Brands Matter More Not Less

James Surowiecki posits that brands are in decline. There is no doubt an issue that brands are not evergreen, Jordache jeans or a Pierre Cardin suit anyone? But a lot of this is not "death of brands" as much as creative destruction aka business as usual in a capitalist system.

Surowiecki's main example is Lululemon which is 1) a new brand and 2) riding a very specific trend. I am not sure the notion that Lululemon is in decline means that all other brands are toast. In fact, in the course of making his argument, Surowiecki cites many brands - Consumer Reports, JD Power quality rankings, PWC, CNet, and more.

We're not in the industrial age, we're in the Information age and what a brand means is different now, but its still there and you can make a good case that its even more important. Brands are about things like customer loyalty, the ability to charge higher prices, knowing your customer better than your competition (Bezos calls this being customer obsessed).

For the consumer the sources of information that you trust are a brand. Surowiecki writes:

"“In a world where consumers are oftentimes overwhelmed with information, the role a brand plays in people’s lives has become all the more important.” But information overload is largely a myth. “Most consumers learn very quickly how to get a great deal of information efficiently and effectively,”"

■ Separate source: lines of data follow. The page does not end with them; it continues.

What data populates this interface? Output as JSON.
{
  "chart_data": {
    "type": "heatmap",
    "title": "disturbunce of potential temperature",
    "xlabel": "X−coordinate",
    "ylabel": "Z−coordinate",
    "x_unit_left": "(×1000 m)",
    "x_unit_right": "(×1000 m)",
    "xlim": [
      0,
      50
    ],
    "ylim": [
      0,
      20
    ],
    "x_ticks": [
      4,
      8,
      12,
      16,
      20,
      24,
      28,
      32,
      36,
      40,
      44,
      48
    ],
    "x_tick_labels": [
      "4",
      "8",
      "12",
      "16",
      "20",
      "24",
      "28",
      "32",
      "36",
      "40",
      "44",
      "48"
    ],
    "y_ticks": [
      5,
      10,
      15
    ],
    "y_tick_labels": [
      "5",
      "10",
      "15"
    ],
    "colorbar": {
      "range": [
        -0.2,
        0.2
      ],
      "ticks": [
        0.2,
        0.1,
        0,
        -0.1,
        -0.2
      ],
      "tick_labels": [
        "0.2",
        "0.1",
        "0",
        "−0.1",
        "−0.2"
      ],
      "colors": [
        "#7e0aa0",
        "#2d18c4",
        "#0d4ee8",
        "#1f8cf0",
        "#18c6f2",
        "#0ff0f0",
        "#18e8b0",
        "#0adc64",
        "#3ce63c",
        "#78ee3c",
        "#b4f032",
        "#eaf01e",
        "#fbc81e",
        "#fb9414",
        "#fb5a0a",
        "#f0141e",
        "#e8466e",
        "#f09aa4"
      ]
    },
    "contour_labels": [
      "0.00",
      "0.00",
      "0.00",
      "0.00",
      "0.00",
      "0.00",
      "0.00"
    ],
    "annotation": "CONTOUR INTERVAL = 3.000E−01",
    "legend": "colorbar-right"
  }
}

Ah but this is precisely the point - the only reason we are not in full time information overload is that we get our information filtered through brands like NY Times, Fox News, HuffPo, Yahoo, Google and the like. Why do you go to one and not the other? There is a customer relationship that the network has established with you. So the brand has not disappeared, its migrated upstream.


So yes brands still matter a great deal. They matter in new ways in advanced economies due to how people interact with networks and what they deem to be authoritative sources of information and better service providers. Why do Verizon and T-Mobile charge different rates? Why do you buy something at Amazon without checking 16 other online services? Brand matters a great deal in an information economy. There are more layers and with layers more trust and trust comes from brand.

Speaking of mobile networks, which one do you use? How did you select it? Did you go out an inspect the towers, did you see if one runs fiber to its towers? Did you ask to see the data center and what servers are in use? No, you bought on which one has supposedly better coverage, which one is 3G or 4G (are you sitting down? Those are marketing terms) or which one has the phone brand you want. Sure it may not be yoga clothes or pet rock flavor of the month brand but its brand all the same. 

Surowiecki writes that all is not lost for brands "brands retain value where the brand association is integral to the experience of a product (Coca-Cola, say), or where they confer status, as with luxury goods." Agree on both, and Coca Cola has more to teach us about brands. This may come as a surprise to the New Yorker but most people do not live in the developed world. Population centers are in emerging markets. As they come up the curve, they do not have the same "first world problems" as the US. As a tweet posted the other day (cannot remember who) we live in a world where people want music and movies for free but will pay up for organic dog food. But that's not the rest of the world.

The rest of the world has more basic problems like - can I trust this water to drink? Yesterday Unilever announced the purchase in a leading Chinese water purification company - Qinyuan. Why?


China's state-run Xinhua News Agency has reported that 55% of the country's ground water is polluted and 60% of pipes in urban areas are corroded, leading to secondary pollution.

"Consumers are worried about whether they can trust what comes out their tap even for cooking or cleaning," Mr. Stocker said.

As emerging markets develop, brands will play major role in consumer trust just as they have in US and Europe. In networked economies brand plays a role in trust across layers in the system.  And so far from dead, we have a world with both 21st century "networked brands" and industrial age, old school brands still in effect across the globe.